We know that the most important aspect of the mission work is faithful preaching. God is pleased to build His church not through novel, man-centered gimmicks, but through the preaching of Jesus Christ and Him crucified. I study and apply the Word to myself first and then bring God’s Word to the Fellowship each week, with assurance that “the preaching of the cross is to them that perish foolishness; but unto us which are saved it is the power of God” (I Cor. 1:18).

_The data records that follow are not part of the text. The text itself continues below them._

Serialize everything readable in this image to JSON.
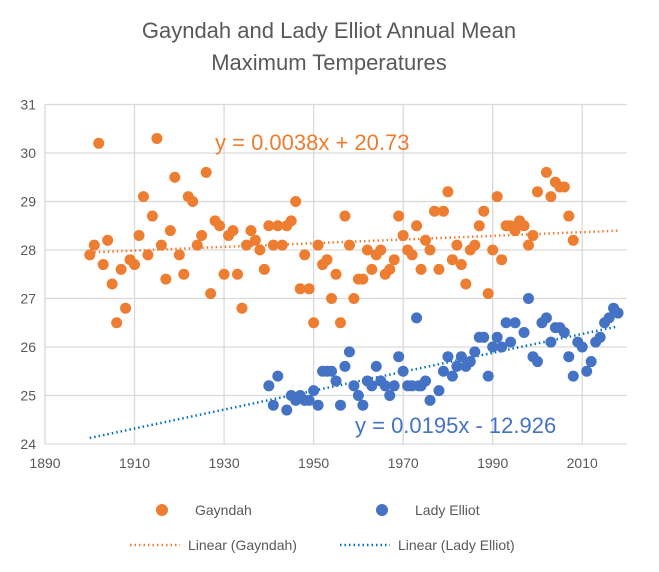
{
  "chart_data": {
    "type": "scatter",
    "title": [
      "Gayndah and Lady Elliot Annual Mean",
      "Maximum Temperatures"
    ],
    "xlabel": "",
    "ylabel": "",
    "xlim": [
      1890,
      2020
    ],
    "ylim": [
      24,
      31
    ],
    "x_ticks": [
      "1890",
      "1910",
      "1930",
      "1950",
      "1970",
      "1990",
      "2010"
    ],
    "x_tick_values": [
      1890,
      1910,
      1930,
      1950,
      1970,
      1990,
      2010
    ],
    "y_ticks": [
      "24",
      "25",
      "26",
      "27",
      "28",
      "29",
      "30",
      "31"
    ],
    "y_tick_values": [
      24,
      25,
      26,
      27,
      28,
      29,
      30,
      31
    ],
    "grid": true,
    "legend_placement": "bottom",
    "series": [
      {
        "name": "Gayndah",
        "color": "#ED7D31",
        "points": [
          [
            1900,
            27.9
          ],
          [
            1901,
            28.1
          ],
          [
            1902,
            30.2
          ],
          [
            1903,
            27.7
          ],
          [
            1904,
            28.2
          ],
          [
            1905,
            27.3
          ],
          [
            1906,
            26.5
          ],
          [
            1907,
            27.6
          ],
          [
            1908,
            26.8
          ],
          [
            1909,
            27.8
          ],
          [
            1910,
            27.7
          ],
          [
            1911,
            28.3
          ],
          [
            1912,
            29.1
          ],
          [
            1913,
            27.9
          ],
          [
            1914,
            28.7
          ],
          [
            1915,
            30.3
          ],
          [
            1916,
            28.1
          ],
          [
            1917,
            27.4
          ],
          [
            1918,
            28.4
          ],
          [
            1919,
            29.5
          ],
          [
            1920,
            27.9
          ],
          [
            1921,
            27.5
          ],
          [
            1922,
            29.1
          ],
          [
            1923,
            29.0
          ],
          [
            1924,
            28.1
          ],
          [
            1925,
            28.3
          ],
          [
            1926,
            29.6
          ],
          [
            1927,
            27.1
          ],
          [
            1928,
            28.6
          ],
          [
            1929,
            28.5
          ],
          [
            1930,
            27.5
          ],
          [
            1931,
            28.3
          ],
          [
            1932,
            28.4
          ],
          [
            1933,
            27.5
          ],
          [
            1934,
            26.8
          ],
          [
            1935,
            28.1
          ],
          [
            1936,
            28.4
          ],
          [
            1937,
            28.2
          ],
          [
            1938,
            28.0
          ],
          [
            1939,
            27.6
          ],
          [
            1940,
            28.5
          ],
          [
            1941,
            28.1
          ],
          [
            1942,
            28.5
          ],
          [
            1943,
            28.1
          ],
          [
            1944,
            28.5
          ],
          [
            1945,
            28.6
          ],
          [
            1946,
            29.0
          ],
          [
            1947,
            27.2
          ],
          [
            1948,
            27.9
          ],
          [
            1949,
            27.2
          ],
          [
            1950,
            26.5
          ],
          [
            1951,
            28.1
          ],
          [
            1952,
            27.7
          ],
          [
            1953,
            27.8
          ],
          [
            1954,
            27.0
          ],
          [
            1955,
            27.5
          ],
          [
            1956,
            26.5
          ],
          [
            1957,
            28.7
          ],
          [
            1958,
            28.1
          ],
          [
            1959,
            27.0
          ],
          [
            1960,
            27.4
          ],
          [
            1961,
            27.4
          ],
          [
            1962,
            28.0
          ],
          [
            1963,
            27.6
          ],
          [
            1964,
            27.9
          ],
          [
            1965,
            28.0
          ],
          [
            1966,
            27.5
          ],
          [
            1967,
            27.6
          ],
          [
            1968,
            27.8
          ],
          [
            1969,
            28.7
          ],
          [
            1970,
            28.3
          ],
          [
            1971,
            28.0
          ],
          [
            1972,
            27.9
          ],
          [
            1973,
            28.5
          ],
          [
            1974,
            27.6
          ],
          [
            1975,
            28.2
          ],
          [
            1976,
            28.0
          ],
          [
            1977,
            28.8
          ],
          [
            1978,
            27.6
          ],
          [
            1979,
            28.8
          ],
          [
            1980,
            29.2
          ],
          [
            1981,
            27.8
          ],
          [
            1982,
            28.1
          ],
          [
            1983,
            27.7
          ],
          [
            1984,
            27.3
          ],
          [
            1985,
            28.0
          ],
          [
            1986,
            28.1
          ],
          [
            1987,
            28.5
          ],
          [
            1988,
            28.8
          ],
          [
            1989,
            27.1
          ],
          [
            1990,
            28.0
          ],
          [
            1991,
            29.1
          ],
          [
            1992,
            27.8
          ],
          [
            1993,
            28.5
          ],
          [
            1994,
            28.5
          ],
          [
            1995,
            28.4
          ],
          [
            1996,
            28.6
          ],
          [
            1997,
            28.5
          ],
          [
            1998,
            28.1
          ],
          [
            1999,
            28.3
          ],
          [
            2000,
            29.2
          ],
          [
            2002,
            29.6
          ],
          [
            2003,
            29.1
          ],
          [
            2004,
            29.4
          ],
          [
            2005,
            29.3
          ],
          [
            2006,
            29.3
          ],
          [
            2007,
            28.7
          ],
          [
            2008,
            28.2
          ]
        ]
      },
      {
        "name": "Lady Elliot",
        "color": "#4472C4",
        "points": [
          [
            1940,
            25.2
          ],
          [
            1941,
            24.8
          ],
          [
            1942,
            25.4
          ],
          [
            1944,
            24.7
          ],
          [
            1945,
            25.0
          ],
          [
            1946,
            24.9
          ],
          [
            1947,
            25.0
          ],
          [
            1948,
            24.9
          ],
          [
            1949,
            24.9
          ],
          [
            1950,
            25.1
          ],
          [
            1951,
            24.8
          ],
          [
            1952,
            25.5
          ],
          [
            1953,
            25.5
          ],
          [
            1954,
            25.5
          ],
          [
            1955,
            25.3
          ],
          [
            1956,
            24.8
          ],
          [
            1957,
            25.6
          ],
          [
            1958,
            25.9
          ],
          [
            1959,
            25.2
          ],
          [
            1960,
            25.0
          ],
          [
            1961,
            24.8
          ],
          [
            1962,
            25.3
          ],
          [
            1963,
            25.2
          ],
          [
            1964,
            25.6
          ],
          [
            1965,
            25.3
          ],
          [
            1966,
            25.2
          ],
          [
            1967,
            25.0
          ],
          [
            1968,
            25.2
          ],
          [
            1969,
            25.8
          ],
          [
            1970,
            25.5
          ],
          [
            1971,
            25.2
          ],
          [
            1972,
            25.2
          ],
          [
            1973,
            26.6
          ],
          [
            1973.5,
            25.2
          ],
          [
            1974,
            25.2
          ],
          [
            1975,
            25.3
          ],
          [
            1976,
            24.9
          ],
          [
            1978,
            25.1
          ],
          [
            1979,
            25.5
          ],
          [
            1980,
            25.8
          ],
          [
            1981,
            25.4
          ],
          [
            1982,
            25.6
          ],
          [
            1983,
            25.8
          ],
          [
            1984,
            25.6
          ],
          [
            1985,
            25.7
          ],
          [
            1986,
            25.9
          ],
          [
            1987,
            26.2
          ],
          [
            1988,
            26.2
          ],
          [
            1989,
            25.4
          ],
          [
            1990,
            26.0
          ],
          [
            1991,
            26.2
          ],
          [
            1992,
            26.0
          ],
          [
            1993,
            26.5
          ],
          [
            1994,
            26.1
          ],
          [
            1995,
            26.5
          ],
          [
            1997,
            26.3
          ],
          [
            1998,
            27.0
          ],
          [
            1999,
            25.8
          ],
          [
            2000,
            25.7
          ],
          [
            2001,
            26.5
          ],
          [
            2002,
            26.6
          ],
          [
            2003,
            26.1
          ],
          [
            2004,
            26.4
          ],
          [
            2005,
            26.4
          ],
          [
            2006,
            26.3
          ],
          [
            2007,
            25.8
          ],
          [
            2008,
            25.4
          ],
          [
            2009,
            26.1
          ],
          [
            2010,
            26.0
          ],
          [
            2011,
            25.5
          ],
          [
            2012,
            25.7
          ],
          [
            2013,
            26.1
          ],
          [
            2014,
            26.2
          ],
          [
            2015,
            26.5
          ],
          [
            2016,
            26.6
          ],
          [
            2017,
            26.8
          ],
          [
            2018,
            26.7
          ]
        ]
      }
    ],
    "trendlines": [
      {
        "name": "Linear (Gayndah)",
        "color": "#ED7D31",
        "slope": 0.0038,
        "intercept": 20.73,
        "x_range": [
          1900,
          2018
        ],
        "equation": "y = 0.0038x + 20.73"
      },
      {
        "name": "Linear (Lady Elliot)",
        "color": "#0070C0",
        "slope": 0.0195,
        "intercept": -12.926,
        "x_range": [
          1900,
          2018
        ],
        "equation": "y = 0.0195x - 12.926"
      }
    ]
  }
}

I attended a class last June at Sioux Falls Seminary on the subject of missions. While the subject matter of the class required much discretion, I learned valuable information about missions in general, as well as Sioux Falls in particular. One emphasis of the professor was on the necessity and effectiveness of personal witnessing. He pointed out, on the basis of numerous studies, that over 80% of church growth comes from personal contacts and invitations from the members. Only about 1% of growth comes through the influence of a minister or missionary, and less than 1% through advertising or special evangelistic efforts. We witness these statistics ourselves, as personal contact has been the reason for most of our growth. I continue to preach on witnessing and try to be an example to the members. The members receive this instruction well, and while no one finds it easy, we are trying to promote the gospel through our life and walk.

We make our presence known in Sioux Falls through various mediums, including our Web sitewww.reformedsiouxfalls.org, two yellow-page advertisements, the Argus Leader newspaper, promos and tags associated with the Reformed Witness Hour radio broadcast, and television ads. We benefited greatly from a professional seminar on advertising that gave us many good ideas as to how to get our presence established in Sioux Falls. We were encouraged to make use of passive advertising, which includes print, as well as intrusive advertising, which involves radio and television. Three elements were set forth as important in that regard—the reach, the frequency, and the consistency. In July we entered into a contract with KSFY (ABC) TV to air forty-two thirty-second commercials each month. They informed us that the most effective advertising is that which floods the market for a specific time period. Therefore, all forty-two of the ads run in one week per month. The creative design team met with us to discuss our mission work, the message we wanted to send, and the people that we were seeking to target. After analyzing our situation, the KSFY team proposed that I be aired in the spots with a brief biblical message, believing that what made our mission stand apart in Sioux Falls was our expository preaching. We have benefited much from the professional advice of the KSFY team and their ideas for promoting our work. With the help of the KSFY production team we have now created three advertisements, each containing a brief biblical message and promoting our Fellowship. People are seeing them, and our name and presence is being established in the community. The KSFY team plans to meet soon with our Web site development committee to suggest technical ways that we can increase the traffic on our Web site.

We believe that it is very important to follow up our contacts, therefore as missionary I both write letters and make phone calls to individuals who attend our worship services. The members of the Fellowship are outstanding at warmly greeting and gathering information on visitors. We’ve found that most visitors do not feel intimidated but appreciate the personal interest. We desire to build on that and eventually establish an e-mail list to which we can send regular newsletters, devotionals, and updates.

We are excited about the work that God is doing here in Sioux Falls. We are planning a lecture in July to commemorate the 500th birthday of John Calvin, and we continue to plan for future seminars to which we can invite the public. I am thankful for our more experienced missionaries. I have benefited from their ideas and look forward to continuing to grow with their help.

“But my God shall continue to supply all your need according to his riches in glory by Christ Jesus” (Phil. 4:19).